Y avait déjà ça, donc, puis en essayant de planifier mon voyage après Darjeeling je me suis rendu compte que partout ailleurs il faisait soit trop chaud soit trop pluvieux. C’était vraiment pas le meilleur moment pour voyager en Inde. Je m’étais précipité parce que j’en pouvais plus d’être bloqué à cause du covid.

Par chance à ce moment là le Laos réouvre ses frontières et le Vietnam facilite aussi l’entrée, alors je décide de changer de cap et je prends un billet d’avion pour la Thaïlande. L’Inde étant un pays qui me fascine depuis si longtemps, j’ai pas envie de gâcher mon plaisir en le visitant dans de mauvaises conditions. Et pour revenir sur cette apparente impolitesse, je pense que c’est aussi une histoire d’adaptation et de différence culturelle. On pourrait dire que ça m’a fait l’effet que ça fait aux japonais qui visitent la France. De toute façon j’y reviendrais par la suite pour essayer de l’expliquer un peu mieux.

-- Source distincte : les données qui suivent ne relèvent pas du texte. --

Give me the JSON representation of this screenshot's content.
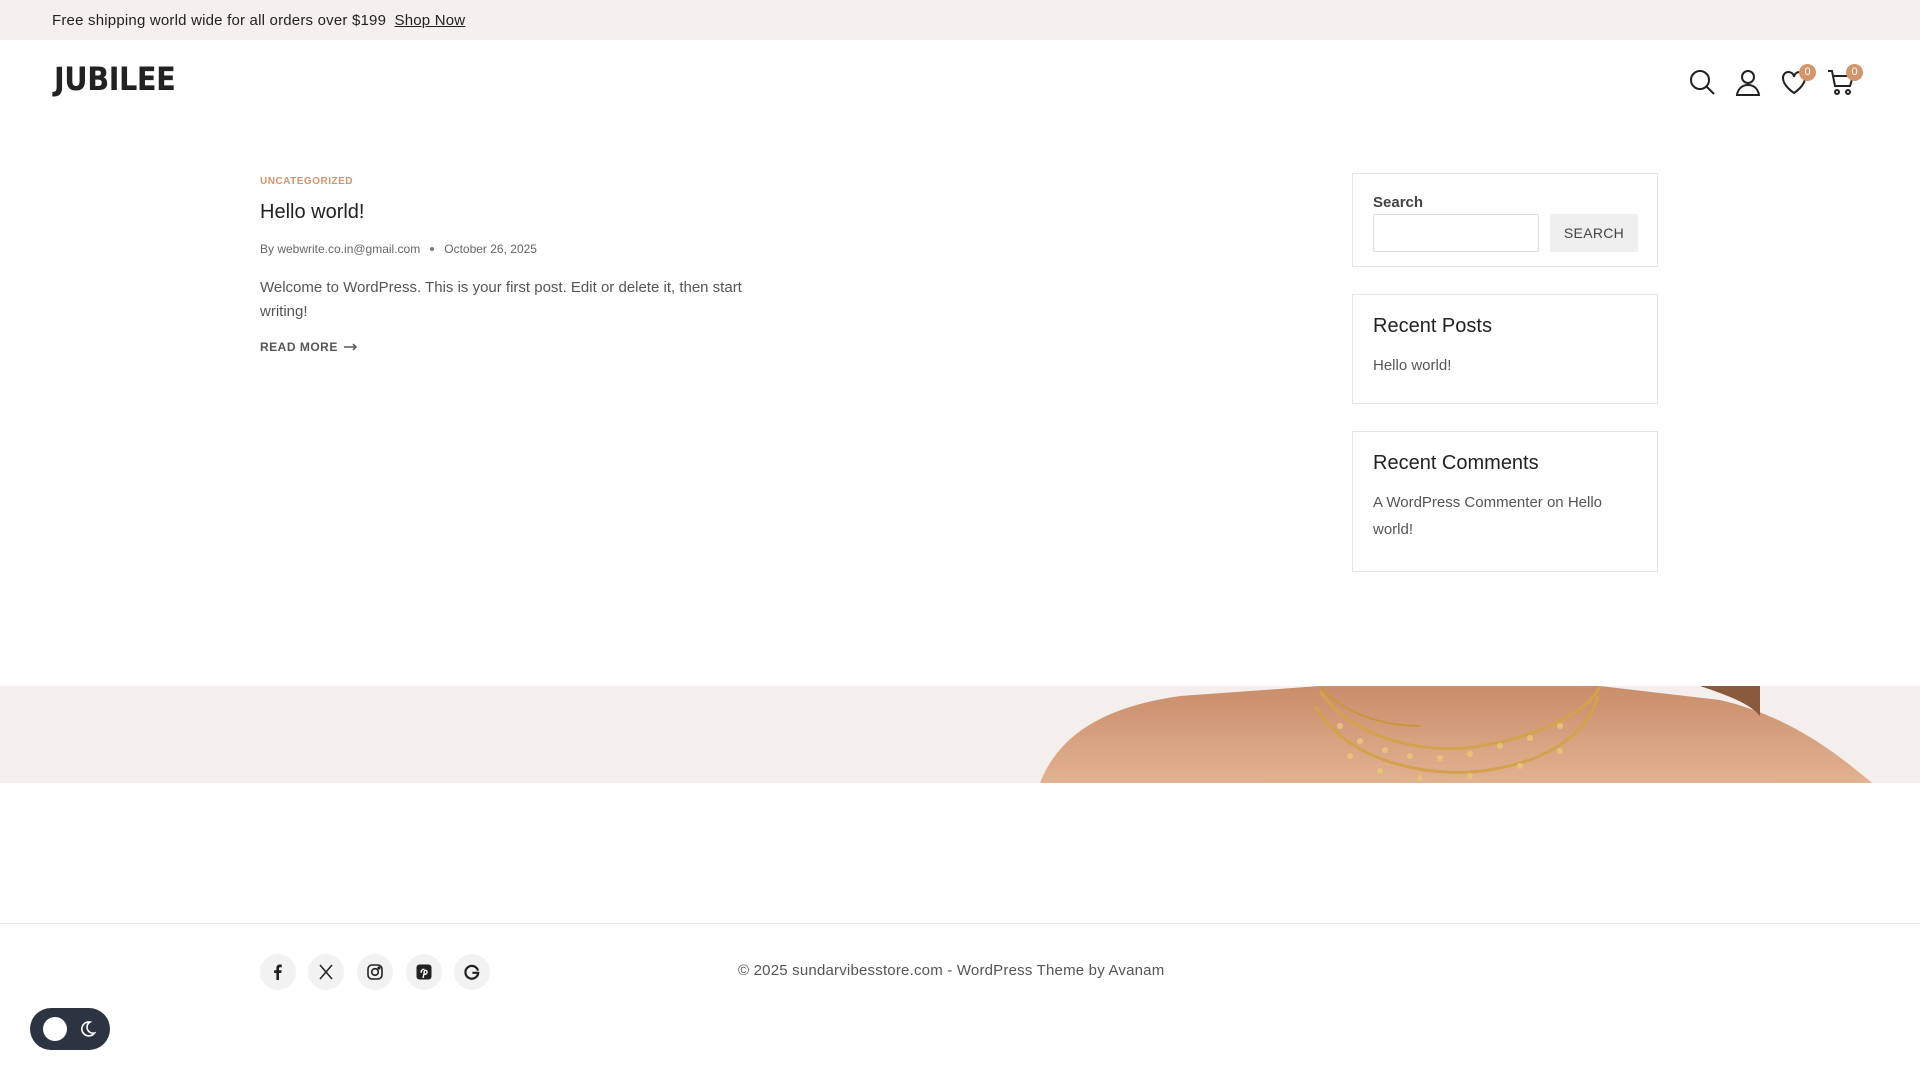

J’arrive donc à Bangkok en étant aux anges juste à constater la propreté (toute relative) des rues et des parcs publics. En marchant dans la rue je vois un vieux monsieur qui me fait coucou en souriant depuis la fenêtre de son bus, tout est diamétralement opposé à l’Inde. Je fais le constat aussi qu’ici tout le monde porte le masque alors qu’il n’y a aucun écriteau le demandant. En Inde, on voit partout des écriteaux plutôt stricts disant par exemple “pas de masques, pas d’entrée”, puis une fois entré on se rend compte que personne porte le masque. Bon, je suis pas trop un fana du masque non plus et je me dis aussi que c’est bien dommage d’être au pays du sourire et de pas pouvoir les voir à cause de cet accessoire. D’ailleurs, en me rapprochant des sites touristiques du centre ville, je rencontre ces gens très sympa, qui commencent par te demander d’où tu viens puis finissent en te conseillant des endroits à visiter, juste au moment où arrive un chauffeur de tuk-tuk qui te fait un super prix pour visiter tout ces endroits là, justement. J’ai senti la ficelle et j’ai refusé, d’autres m’ont confirmé l’arnaque, ce qui se passe c’est qu’on t’emmène dans des faux bureaux d’informations qui sont en fait des agences de voyages, des tailleurs de costumes qui font soi-disant des promotions incroyables etc… et le chauffeur touche sa commission sur ce que t’achètes. J’en ai croisé d’autres qui voulaient me faire croire que l’endroit que je veux visiter est fermé et que donc je devrais aller à tel autre endroit, ils tentent tout, sans aucune gêne, et c’est vraiment énervant. À ce moment là, le pays du sourire, j’avais plus envie de l’appeler le pays des faux-cul au tuk-tuk.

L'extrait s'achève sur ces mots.